Huit glaciers de Gijón. Huit pots de vanille achetés le même jour et dégustés à l'aveugle, sans regarder la couleur et sans tenir compte de la texture. Le résultat : deux seulement avaient vraiment le goût de vanille. Voici la vidéo, et voici ce que nous avons appris en chemin.
Pourquoi la vraie vanille est chère
La vanille ne se fabrique pas : elle naît d'une fleur qui ne s'ouvre qu'une fois par an. Elle demande de la patience, un climat très précis et des mains expertes pour la polliniser une à une, et c'est pour cela qu'elle est l'un des ingrédients les plus chers du monde. Selon le calibre, la gousse se trouve à partir de 1 € l'unité.

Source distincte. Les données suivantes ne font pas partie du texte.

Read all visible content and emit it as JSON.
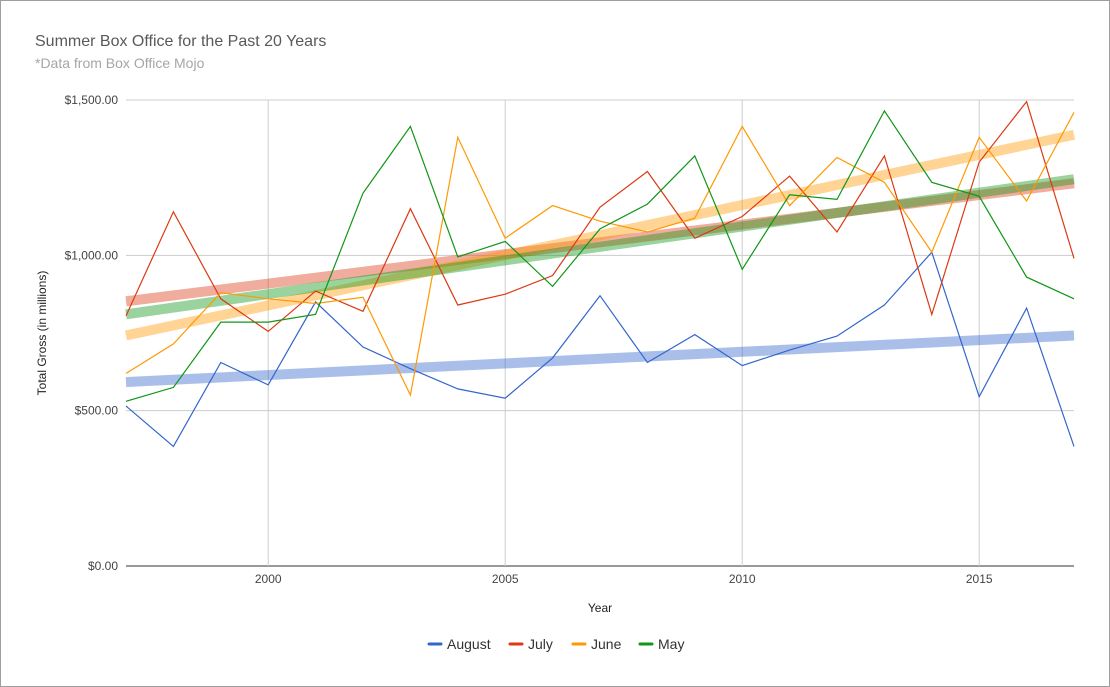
{
  "chart_data": {
    "type": "line",
    "title": "Summer Box Office for the Past 20 Years",
    "subtitle": "*Data from Box Office Mojo",
    "xlabel": "Year",
    "ylabel": "Total Gross (in millions)",
    "xlim": [
      1997,
      2017
    ],
    "ylim": [
      0,
      1500
    ],
    "grid": true,
    "legend_position": "bottom",
    "x_ticks": [
      2000,
      2005,
      2010,
      2015
    ],
    "y_ticks": [
      "$0.00",
      "$500.00",
      "$1,000.00",
      "$1,500.00"
    ],
    "y_tick_values": [
      0,
      500,
      1000,
      1500
    ],
    "x": [
      1997,
      1998,
      1999,
      2000,
      2001,
      2002,
      2003,
      2004,
      2005,
      2006,
      2007,
      2008,
      2009,
      2010,
      2011,
      2012,
      2013,
      2014,
      2015,
      2016,
      2017
    ],
    "series": [
      {
        "name": "August",
        "color": "#3366cc",
        "trend_color": "#a8bbee",
        "values": [
          515,
          385,
          655,
          583,
          850,
          705,
          635,
          570,
          540,
          670,
          870,
          655,
          745,
          645,
          695,
          740,
          840,
          1010,
          545,
          830,
          385
        ]
      },
      {
        "name": "July",
        "color": "#dc3912",
        "trend_color": "#e8a296",
        "values": [
          805,
          1140,
          860,
          755,
          885,
          820,
          1150,
          840,
          875,
          935,
          1155,
          1270,
          1055,
          1125,
          1255,
          1075,
          1320,
          810,
          1300,
          1495,
          990
        ]
      },
      {
        "name": "June",
        "color": "#ff9900",
        "trend_color": "#ffd29a",
        "values": [
          620,
          715,
          880,
          860,
          845,
          865,
          550,
          1380,
          1055,
          1160,
          1110,
          1075,
          1120,
          1415,
          1160,
          1315,
          1235,
          1010,
          1380,
          1175,
          1460
        ]
      },
      {
        "name": "May",
        "color": "#109618",
        "trend_color": "#94cd94",
        "values": [
          530,
          575,
          785,
          785,
          810,
          1200,
          1415,
          995,
          1045,
          900,
          1085,
          1165,
          1320,
          955,
          1195,
          1180,
          1465,
          1235,
          1190,
          930,
          860
        ]
      }
    ],
    "trendlines": [
      {
        "series": "August",
        "start": [
          1997,
          592
        ],
        "end": [
          2017,
          742
        ]
      },
      {
        "series": "July",
        "start": [
          1997,
          852
        ],
        "end": [
          2017,
          1232
        ]
      },
      {
        "series": "June",
        "start": [
          1997,
          742
        ],
        "end": [
          2017,
          1388
        ]
      },
      {
        "series": "May",
        "start": [
          1997,
          810
        ],
        "end": [
          2017,
          1245
        ]
      }
    ]
  }
}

Un euro. C'est le chiffre qui donne son sens à toute la vidéo : la question n'est pas de savoir si un glacier peut se permettre de la vraie vanille, mais combien sont prêts à investir cet euro par litre dans l'ingrédient principal de la glace qu'ils annoncent sur leur enseigne.
Parce que dès que le mot magique apparaît, tout le reste apparaît aussi : vanille en poudre, en pâte, dans des bases de glace toutes prêtes. Parfois elle figure sur l'étiquette comme arôme. D'autres fois, même pas.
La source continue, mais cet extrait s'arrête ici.